Uncovering the Rural Backdrop to Her Life, Her Letters and Her Novels
Dec 05, 2014DorisWaggoner rated this title 4 out of 5 stars
For those who love Jane Austen, and want to know more about her life, this book is a treasure. Based on her letters and those of, especially, her sister Cassandra, and documents, including drawings and paintings of the period. I gained a real sense of the round of country life in the time and places where the Austens lived. Now I will need to go back and re-read the novels, and read the few I haven't yet read. For instance, while I caught the role the army played in "Pride and Prejudice," it never occurred to me that the heroine of that book didn't like riding. Neither did Jane. Jane loved gardening, and gave that love to Darcy, as one more point in his favor. Both Jane and Cassandra had no fixed home after their father lost theirs and they moved to Bath. They had mixed feelings about this big city.

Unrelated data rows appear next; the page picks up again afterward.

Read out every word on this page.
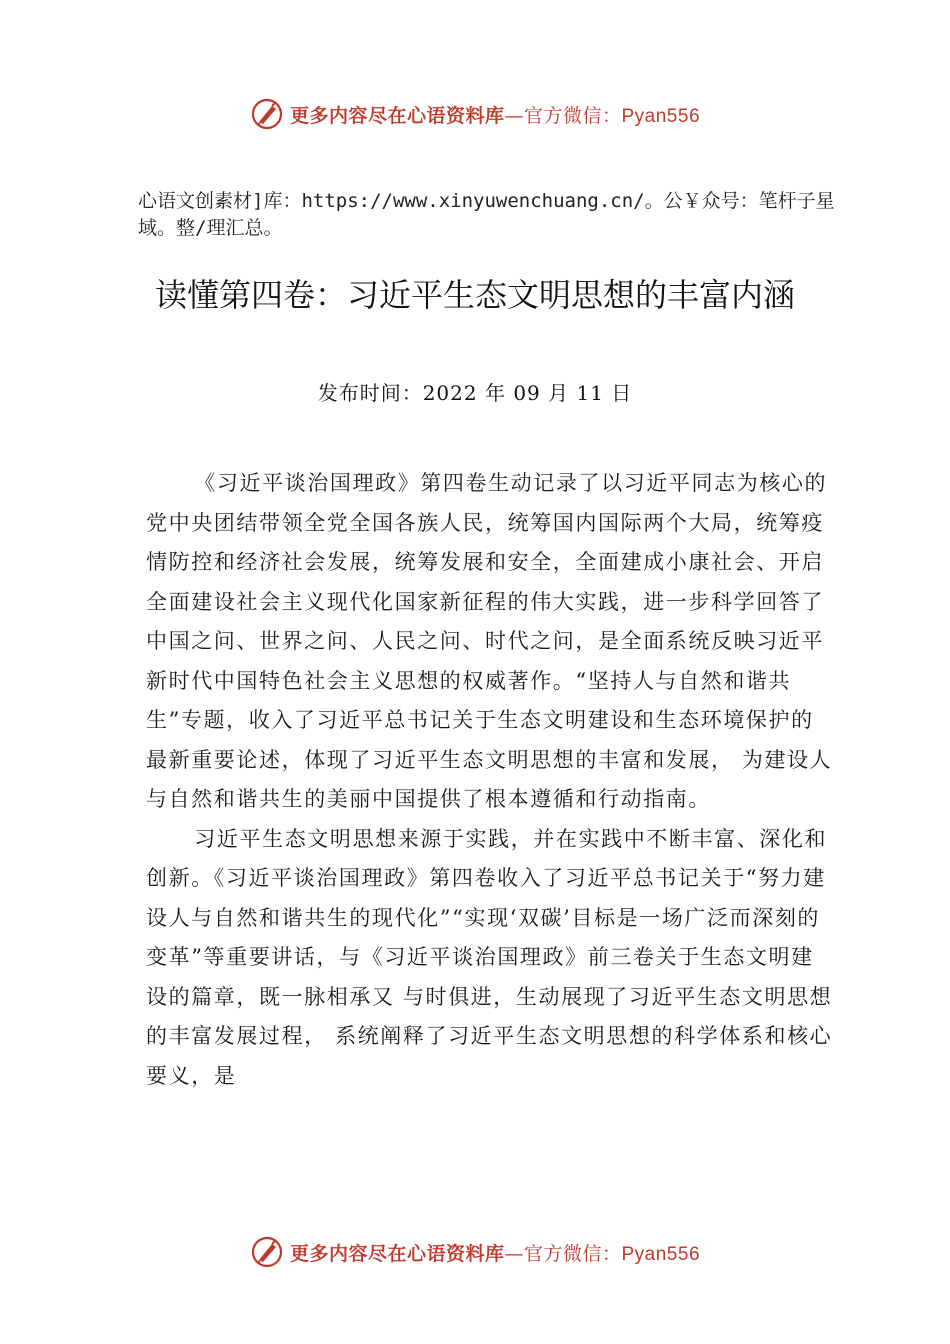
更多内容尽在心语资料库—官方微信：Pyan556
心语文创素材]库：https://www.xinyuwenchuang.cn/。公￥众号：笔杆子星域。整/理汇总。
读懂第四卷：习近平生态文明思想的丰富内涵
发布时间：2022 年 09 月 11 日

《习近平谈治国理政》第四卷生动记录了以习近平同志为核心的党中央团结带领全党全国各族人民，统筹国内国际两个大局，统筹疫情防控和经济社会发展，统筹发展和安全，全面建成小康社会、开启全面建设社会主义现代化国家新征程的伟大实践，进一步科学回答了中国之问、世界之问、人民之问、时代之问，是全面系统反映习近平新时代中国特色社会主义思想的权威著作。“坚持人与自然和谐共生”专题，收入了习近平总书记关于生态文明建设和生态环境保护的最新重要论述，体现了习近平生态文明思想的丰富和发展， 为建设人与自然和谐共生的美丽中国提供了根本遵循和行动指南。

习近平生态文明思想来源于实践，并在实践中不断丰富、深化和创新。《习近平谈治国理政》第四卷收入了习近平总书记关于“努力建设人与自然和谐共生的现代化”“实现‘双碳’目标是一场广泛而深刻的变革”等重要讲话，与《习近平谈治国理政》前三卷关于生态文明建设的篇章，既一脉相承又 与时俱进，生动展现了习近平生态文明思想的丰富发展过程， 系统阐释了习近平生态文明思想的科学体系和核心要义，是

更多内容尽在心语资料库—官方微信：Pyan556
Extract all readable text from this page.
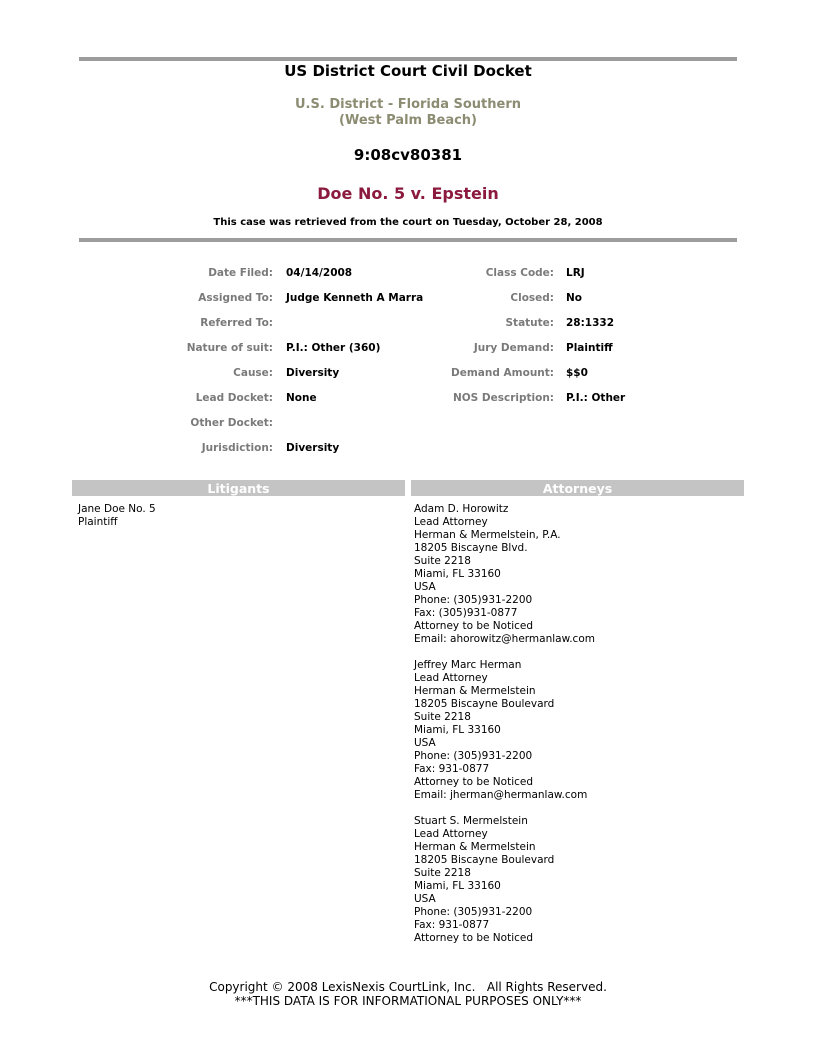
US District Court Civil Docket
U.S. District - Florida Southern
(West Palm Beach)
9:08cv80381
Doe No. 5 v. Epstein
This case was retrieved from the court on Tuesday, October 28, 2008
Date Filed:
Assigned To:
Referred To:
Nature of suit:
Cause:
Lead Docket:
Other Docket:
Jurisdiction:
04/14/2008
Judge Kenneth A Marra
P.I.: Other (360)
Diversity
None
Diversity
Class Code:
Closed:
Statute:
Jury Demand:
Demand Amount:
NOS Description:
LRJ
No
28:1332
Plaintiff
$$0
P.I.: Other
Litigants	Attorneys
Jane Doe No. 5
Plaintiff
Adam D. Horowitz
Lead Attorney
Herman & Mermelstein, P.A.
18205 Biscayne Blvd.
Suite 2218
Miami, FL 33160
USA
Phone: (305)931-2200
Fax: (305)931-0877
Attorney to be Noticed
Email: ahorowitz@hermanlaw.com
Jeffrey Marc Herman
Lead Attorney
Herman & Mermelstein
18205 Biscayne Boulevard
Suite 2218
Miami, FL 33160
USA
Phone: (305)931-2200
Fax: 931-0877
Attorney to be Noticed
Email: jherman@hermanlaw.com
Stuart S. Mermelstein
Lead Attorney
Herman & Mermelstein
18205 Biscayne Boulevard
Suite 2218
Miami, FL 33160
USA
Phone: (305)931-2200
Fax: 931-0877
Attorney to be Noticed
Copyright © 2008 LexisNexis CourtLink, Inc.   All Rights Reserved.
***THIS DATA IS FOR INFORMATIONAL PURPOSES ONLY***
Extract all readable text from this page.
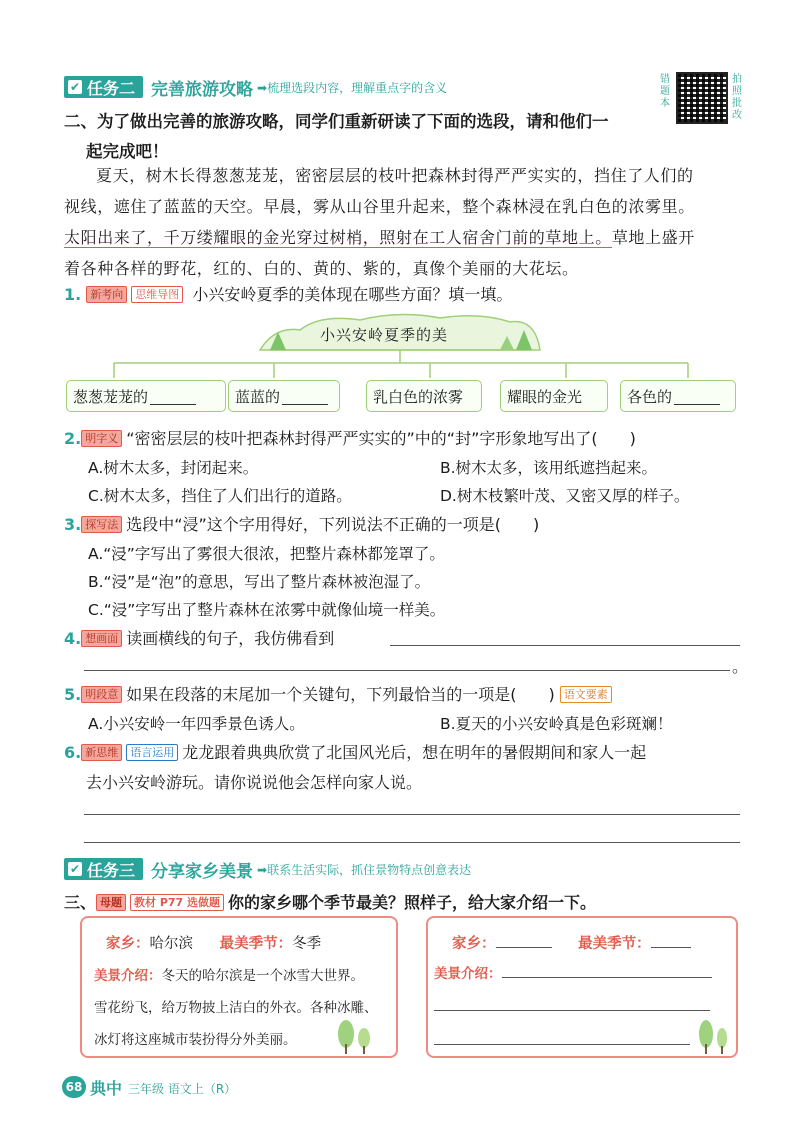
✔ 任务二 完善旅游攻略 ➡梳理选段内容，理解重点字的含义
错题本
拍照批改
二、为了做出完善的旅游攻略，同学们重新研读了下面的选段，请和他们一
起完成吧！
夏天，树木长得葱葱茏茏，密密层层的枝叶把森林封得严严实实的，挡住了人们的
视线，遮住了蓝蓝的天空。早晨，雾从山谷里升起来，整个森林浸在乳白色的浓雾里。
太阳出来了，千万缕耀眼的金光穿过树梢，照射在工人宿舍门前的草地上。草地上盛开
着各种各样的野花，红的、白的、黄的、紫的，真像个美丽的大花坛。
1. 新考向 思维导图 小兴安岭夏季的美体现在哪些方面？填一填。
小兴安岭夏季的美
葱葱茏茏的	蓝蓝的	乳白色的浓雾	耀眼的金光	各色的
2. 明字义 “密密层层的枝叶把森林封得严严实实的”中的“封”字形象地写出了(　　)
A.树木太多，封闭起来。	B.树木太多，该用纸遮挡起来。
C.树木太多，挡住了人们出行的道路。	D.树木枝繁叶茂、又密又厚的样子。
3. 探写法 选段中“浸”这个字用得好，下列说法不正确的一项是(　　)
A.“浸”字写出了雾很大很浓，把整片森林都笼罩了。
B.“浸”是“泡”的意思，写出了整片森林被泡湿了。
C.“浸”字写出了整片森林在浓雾中就像仙境一样美。
4. 想画面 读画横线的句子，我仿佛看到
。
5. 明段意 如果在段落的末尾加一个关键句，下列最恰当的一项是(　　) 语文要素
A.小兴安岭一年四季景色诱人。	B.夏天的小兴安岭真是色彩斑斓！
6. 新思维 语言运用 龙龙跟着典典欣赏了北国风光后，想在明年的暑假期间和家人一起
去小兴安岭游玩。请你说说他会怎样向家人说。
✔ 任务三 分享家乡美景 ➡联系生活实际，抓住景物特点创意表达
三、 母题 教材 P77 选做题 你的家乡哪个季节最美？照样子，给大家介绍一下。
家乡：哈尔滨 最美季节：冬季
美景介绍：冬天的哈尔滨是一个冰雪大世界。
雪花纷飞，给万物披上洁白的外衣。各种冰雕、
冰灯将这座城市装扮得分外美丽。
家乡：	最美季节：
美景介绍：
68 典中 三年级 语文上（R）
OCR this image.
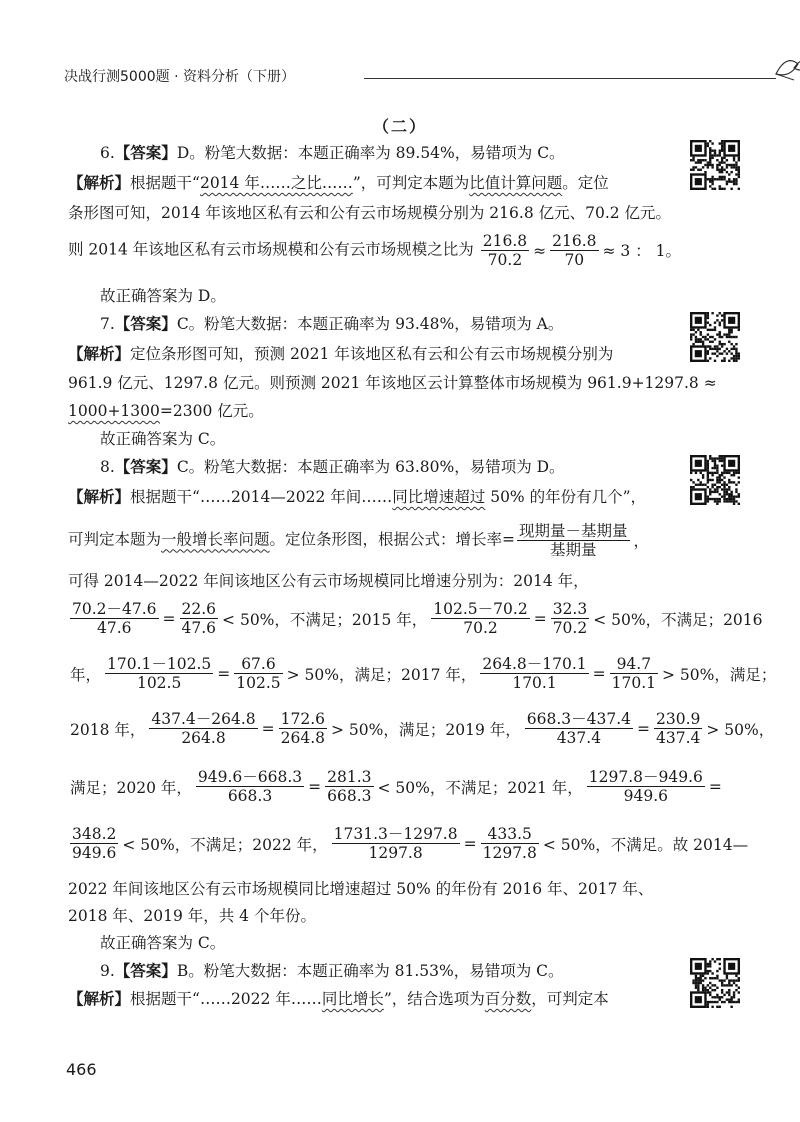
决战行测5000题 · 资料分析（下册）
（二）
6.【答案】D。粉笔大数据：本题正确率为 89.54%，易错项为 C。
【解析】根据题干“2014 年……之比……”，可判定本题为比值计算问题。定位
条形图可知，2014 年该地区私有云和公有云市场规模分别为 216.8 亿元、70.2 亿元。
则 2014 年该地区私有云市场规模和公有云市场规模之比为 $\frac{216.8}{70.2} \approx \frac{216.8}{70} \approx 3$ ： 1。
故正确答案为 D。
7.【答案】C。粉笔大数据：本题正确率为 93.48%，易错项为 A。
【解析】定位条形图可知，预测 2021 年该地区私有云和公有云市场规模分别为
961.9 亿元、1297.8 亿元。则预测 2021 年该地区云计算整体市场规模为 961.9+1297.8 ≈
1000+1300=2300 亿元。
故正确答案为 C。
8.【答案】C。粉笔大数据：本题正确率为 63.80%，易错项为 D。
【解析】根据题干“……2014—2022 年间……同比增速超过 50% 的年份有几个”，
可判定本题为一般增长率问题。定位条形图，根据公式：增长率= $\frac{\text{现期量－基期量}}{\text{基期量}}$ ，
可得 2014—2022 年间该地区公有云市场规模同比增速分别为：2014 年，
$\frac{70.2-47.6}{47.6} = \frac{22.6}{47.6} < 50\%$，不满足；2015 年， $\frac{102.5-70.2}{70.2} = \frac{32.3}{70.2} < 50\%$，不满足；2016
年， $\frac{170.1-102.5}{102.5} = \frac{67.6}{102.5} > 50\%$，满足；2017 年， $\frac{264.8-170.1}{170.1} = \frac{94.7}{170.1} > 50\%$，满足；
2018 年， $\frac{437.4-264.8}{264.8} = \frac{172.6}{264.8} > 50\%$，满足；2019 年， $\frac{668.3-437.4}{437.4} = \frac{230.9}{437.4} > 50\%$，
满足；2020 年， $\frac{949.6-668.3}{668.3} = \frac{281.3}{668.3} < 50\%$，不满足；2021 年， $\frac{1297.8-949.6}{949.6}$ =
$\frac{348.2}{949.6} < 50\%$，不满足；2022 年， $\frac{1731.3-1297.8}{1297.8} = \frac{433.5}{1297.8} < 50\%$，不满足。故 2014—
2022 年间该地区公有云市场规模同比增速超过 50% 的年份有 2016 年、2017 年、
2018 年、2019 年，共 4 个年份。
故正确答案为 C。
9.【答案】B。粉笔大数据：本题正确率为 81.53%，易错项为 C。
【解析】根据题干“……2022 年……同比增长”，结合选项为百分数，可判定本
466
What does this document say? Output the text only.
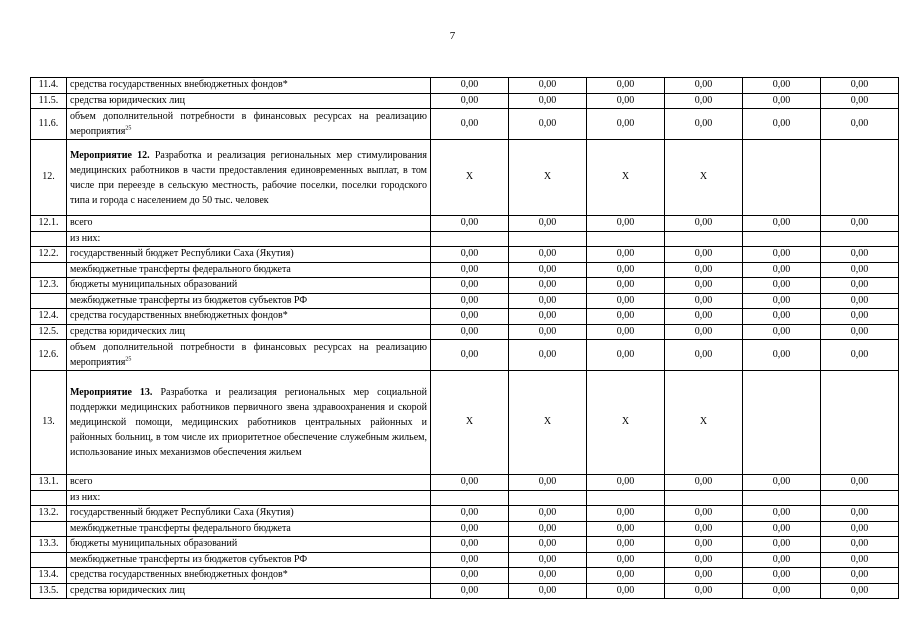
7
11.4.	средства государственных внебюджетных фондов*	0,00	0,00	0,00	0,00	0,00	0,00
11.5.	средства юридических лиц	0,00	0,00	0,00	0,00	0,00	0,00
11.6.	объем дополнительной потребности в финансовых ресурсах на реализацию мероприятия$^{25}$	0,00	0,00	0,00	0,00	0,00	0,00
12.	Мероприятие 12. Разработка и реализация региональных мер стимулирования медицинских работников в части предоставления единовременных выплат, в том числе при переезде в сельскую местность, рабочие поселки, поселки городского типа и города с населением до 50 тыс. человек	X	X	X	X		
12.1.	всего	0,00	0,00	0,00	0,00	0,00	0,00
	из них:						
12.2.	государственный бюджет Республики Саха (Якутия)	0,00	0,00	0,00	0,00	0,00	0,00
	межбюджетные трансферты федерального бюджета	0,00	0,00	0,00	0,00	0,00	0,00
12.3.	бюджеты муниципальных образований	0,00	0,00	0,00	0,00	0,00	0,00
	межбюджетные трансферты из бюджетов субъектов РФ	0,00	0,00	0,00	0,00	0,00	0,00
12.4.	средства государственных внебюджетных фондов*	0,00	0,00	0,00	0,00	0,00	0,00
12.5.	средства юридических лиц	0,00	0,00	0,00	0,00	0,00	0,00
12.6.	объем дополнительной потребности в финансовых ресурсах на реализацию мероприятия$^{25}$	0,00	0,00	0,00	0,00	0,00	0,00
13.	Мероприятие 13. Разработка и реализация региональных мер социальной поддержки медицинских работников первичного звена здравоохранения и скорой медицинской помощи, медицинских работников центральных районных и районных больниц, в том числе их приоритетное обеспечение служебным жильем, использование иных механизмов обеспечения жильем	X	X	X	X		
13.1.	всего	0,00	0,00	0,00	0,00	0,00	0,00
	из них:						
13.2.	государственный бюджет Республики Саха (Якутия)	0,00	0,00	0,00	0,00	0,00	0,00
	межбюджетные трансферты федерального бюджета	0,00	0,00	0,00	0,00	0,00	0,00
13.3.	бюджеты муниципальных образований	0,00	0,00	0,00	0,00	0,00	0,00
	межбюджетные трансферты из бюджетов субъектов РФ	0,00	0,00	0,00	0,00	0,00	0,00
13.4.	средства государственных внебюджетных фондов*	0,00	0,00	0,00	0,00	0,00	0,00
13.5.	средства юридических лиц	0,00	0,00	0,00	0,00	0,00	0,00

It encouraged their father's gambling, which ate up their minimal money. But it was also close to the seaside, a love of both of the Austen girls, who had been taught by both parents to revere nature. When Mr. Austen died, Mrs. Austen and the girls were at the mercy of whichever of the their son and brothers would take them in. This was the fate of 19th c. single women whose class didn't permit them to "work" and who had no independent source of wealth. Jane worked in a corner of the living room, hiding her work when company came. This was an enlightening book about a woman who couldn't be enlightened because she lived in non-enlightened times.